Martin is an irritating and pompous man who is easy to hate because he is an incredibly creepy and disgusting person. Much of the novel revolves around the relationship he has with his daughters and the ways he has abused them during both their childhoods and adult lives. Marie is seen as “the good sister” who is kept on a chain at the beck and call of Martin. While Marie’s life revolves around serving her father, Geraldine, the self-described “bad sister,” has spent her life trying to escape her deranged family. Although the idea of the good and bad sister is hammered home in the novel, the characters themselves are not so clear cut. Both sisters make questionable choices that lead to more drama and in some cases, death. Their controversial decisions make them hard to care about at times, but also reflect the blurred lines of good and bad present in all people.

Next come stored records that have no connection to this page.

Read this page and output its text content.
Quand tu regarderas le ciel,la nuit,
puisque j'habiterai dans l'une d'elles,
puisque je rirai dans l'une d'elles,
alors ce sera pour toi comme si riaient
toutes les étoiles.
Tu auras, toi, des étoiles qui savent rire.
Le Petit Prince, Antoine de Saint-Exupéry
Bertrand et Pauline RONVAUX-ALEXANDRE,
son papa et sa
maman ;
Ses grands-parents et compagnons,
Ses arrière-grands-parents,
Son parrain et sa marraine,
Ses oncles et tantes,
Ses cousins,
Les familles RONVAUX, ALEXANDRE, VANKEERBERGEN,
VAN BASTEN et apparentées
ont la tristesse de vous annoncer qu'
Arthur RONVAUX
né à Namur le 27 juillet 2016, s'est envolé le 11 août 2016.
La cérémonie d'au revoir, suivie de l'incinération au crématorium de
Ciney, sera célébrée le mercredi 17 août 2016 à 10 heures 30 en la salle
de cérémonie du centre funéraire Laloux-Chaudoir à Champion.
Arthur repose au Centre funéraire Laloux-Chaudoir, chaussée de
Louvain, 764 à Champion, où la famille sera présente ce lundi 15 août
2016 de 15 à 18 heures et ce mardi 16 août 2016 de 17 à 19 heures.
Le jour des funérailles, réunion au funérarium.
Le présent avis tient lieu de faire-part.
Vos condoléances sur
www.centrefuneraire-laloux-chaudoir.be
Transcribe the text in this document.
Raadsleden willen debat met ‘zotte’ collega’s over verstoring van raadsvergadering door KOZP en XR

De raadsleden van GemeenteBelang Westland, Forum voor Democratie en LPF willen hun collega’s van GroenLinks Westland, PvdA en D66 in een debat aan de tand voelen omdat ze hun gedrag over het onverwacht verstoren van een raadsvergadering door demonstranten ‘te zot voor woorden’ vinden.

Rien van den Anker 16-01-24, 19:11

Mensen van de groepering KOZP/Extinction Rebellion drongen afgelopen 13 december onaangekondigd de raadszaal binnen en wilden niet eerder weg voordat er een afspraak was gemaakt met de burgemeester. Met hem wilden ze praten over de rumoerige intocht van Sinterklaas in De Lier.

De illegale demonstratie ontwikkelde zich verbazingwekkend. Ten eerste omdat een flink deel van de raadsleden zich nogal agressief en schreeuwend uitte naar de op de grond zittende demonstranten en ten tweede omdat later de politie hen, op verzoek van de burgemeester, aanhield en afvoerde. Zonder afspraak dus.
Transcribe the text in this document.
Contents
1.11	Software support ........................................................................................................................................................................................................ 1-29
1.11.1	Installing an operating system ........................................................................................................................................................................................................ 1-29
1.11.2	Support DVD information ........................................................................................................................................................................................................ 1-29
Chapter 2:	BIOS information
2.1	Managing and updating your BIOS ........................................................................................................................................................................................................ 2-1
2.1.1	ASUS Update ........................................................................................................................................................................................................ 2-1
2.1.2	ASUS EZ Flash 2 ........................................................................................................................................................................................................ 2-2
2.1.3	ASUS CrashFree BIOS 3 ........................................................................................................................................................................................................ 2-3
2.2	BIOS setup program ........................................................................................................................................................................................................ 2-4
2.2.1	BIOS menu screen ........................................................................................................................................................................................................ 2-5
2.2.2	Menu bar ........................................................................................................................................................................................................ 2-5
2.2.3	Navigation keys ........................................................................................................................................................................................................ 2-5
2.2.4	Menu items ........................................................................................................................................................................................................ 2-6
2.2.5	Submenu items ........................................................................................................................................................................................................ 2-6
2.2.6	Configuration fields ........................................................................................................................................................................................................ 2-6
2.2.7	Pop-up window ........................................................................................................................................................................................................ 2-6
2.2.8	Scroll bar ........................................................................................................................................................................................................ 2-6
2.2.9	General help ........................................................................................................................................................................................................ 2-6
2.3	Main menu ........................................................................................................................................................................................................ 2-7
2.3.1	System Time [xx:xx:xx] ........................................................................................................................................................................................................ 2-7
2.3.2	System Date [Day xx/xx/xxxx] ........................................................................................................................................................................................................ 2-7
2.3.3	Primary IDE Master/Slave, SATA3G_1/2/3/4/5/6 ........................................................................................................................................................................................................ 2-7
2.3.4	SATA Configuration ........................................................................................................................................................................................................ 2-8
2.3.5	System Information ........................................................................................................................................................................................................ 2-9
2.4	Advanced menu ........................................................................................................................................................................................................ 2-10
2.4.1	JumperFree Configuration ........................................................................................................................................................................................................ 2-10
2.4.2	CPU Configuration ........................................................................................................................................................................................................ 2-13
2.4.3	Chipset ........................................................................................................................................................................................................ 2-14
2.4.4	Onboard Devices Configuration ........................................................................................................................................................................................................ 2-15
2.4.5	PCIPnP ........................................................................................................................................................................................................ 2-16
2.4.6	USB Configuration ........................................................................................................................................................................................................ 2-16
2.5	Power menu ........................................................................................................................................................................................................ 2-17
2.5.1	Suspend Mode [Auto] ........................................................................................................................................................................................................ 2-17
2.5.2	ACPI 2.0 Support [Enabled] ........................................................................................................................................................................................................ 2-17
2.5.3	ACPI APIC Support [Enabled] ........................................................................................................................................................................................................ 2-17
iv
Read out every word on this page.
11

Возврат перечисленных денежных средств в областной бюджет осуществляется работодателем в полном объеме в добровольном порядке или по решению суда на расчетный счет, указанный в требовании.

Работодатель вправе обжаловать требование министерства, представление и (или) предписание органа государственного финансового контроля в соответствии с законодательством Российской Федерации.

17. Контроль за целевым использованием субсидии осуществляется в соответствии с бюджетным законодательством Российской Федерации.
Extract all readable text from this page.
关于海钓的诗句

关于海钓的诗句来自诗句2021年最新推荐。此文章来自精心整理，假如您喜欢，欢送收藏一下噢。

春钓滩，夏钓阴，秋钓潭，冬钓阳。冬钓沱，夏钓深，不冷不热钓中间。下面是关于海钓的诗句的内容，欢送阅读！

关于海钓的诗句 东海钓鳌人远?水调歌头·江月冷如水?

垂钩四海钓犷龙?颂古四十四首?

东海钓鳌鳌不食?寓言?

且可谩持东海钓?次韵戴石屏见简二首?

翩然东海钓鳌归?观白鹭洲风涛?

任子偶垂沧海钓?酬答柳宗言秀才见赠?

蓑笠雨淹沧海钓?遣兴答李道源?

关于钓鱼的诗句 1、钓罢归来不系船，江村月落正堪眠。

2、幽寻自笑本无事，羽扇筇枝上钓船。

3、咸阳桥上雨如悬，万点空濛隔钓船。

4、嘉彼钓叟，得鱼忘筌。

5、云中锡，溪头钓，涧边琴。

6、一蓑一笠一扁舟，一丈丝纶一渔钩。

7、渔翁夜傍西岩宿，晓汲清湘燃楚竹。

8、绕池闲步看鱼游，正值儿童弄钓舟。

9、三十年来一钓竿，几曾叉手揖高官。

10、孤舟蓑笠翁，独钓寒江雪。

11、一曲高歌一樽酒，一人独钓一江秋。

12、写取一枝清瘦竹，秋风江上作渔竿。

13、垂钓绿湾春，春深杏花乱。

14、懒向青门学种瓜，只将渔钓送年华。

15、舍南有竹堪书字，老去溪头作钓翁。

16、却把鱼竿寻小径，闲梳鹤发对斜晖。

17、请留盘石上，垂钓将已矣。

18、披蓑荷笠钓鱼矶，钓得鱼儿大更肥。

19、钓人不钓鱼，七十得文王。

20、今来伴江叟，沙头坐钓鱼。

The details of what happened the night of their mother’s death and what their father has done to push the sisters to the brink are revealed in a series of flashbacks over the course of the novel. However, as their plans for revenge against their father unfold and the nature of their mother’s death becomes clearer, the plot seems to drive the characters more than the characters drive the plot. The goals of the sisters sometimes change on a whim if doing so will add drama to the story, and they act out of character on more than one occasion. As the story progresses the sisters make the decision to never speak of their plans for their father and act as if nothing is going on to ensure they will not be found out if questioned by the police. Their acting makes sense in the context of the plot, but makes it difficult to determine who Marie and Geraldine really are and what they truly desire. Readers can never be sure when they are putting on a show or are actually saying what they mean, which distances them from the sisters and disconnects them from the story.

One of the most interesting aspects of the novel is the attention it gives to the role of women in classic fairytales. Geraldine is a lecturer on folklore at the university where she teaches, and excerpts from her fictional book “Fairy Tales in the Real World” are provided at the beginning of most chapters. The excerpts offer unique insight into the portrayal of females in folklore and the stories they inhabit, as well as how patriarchal influence is alarmingly present in the stories so many children grow up with.

While “The Other Sister” has many flaws in its characters and plot, its fairytale influences (as well as its twisted characters and storylines) make for an unexpected and entertaining read.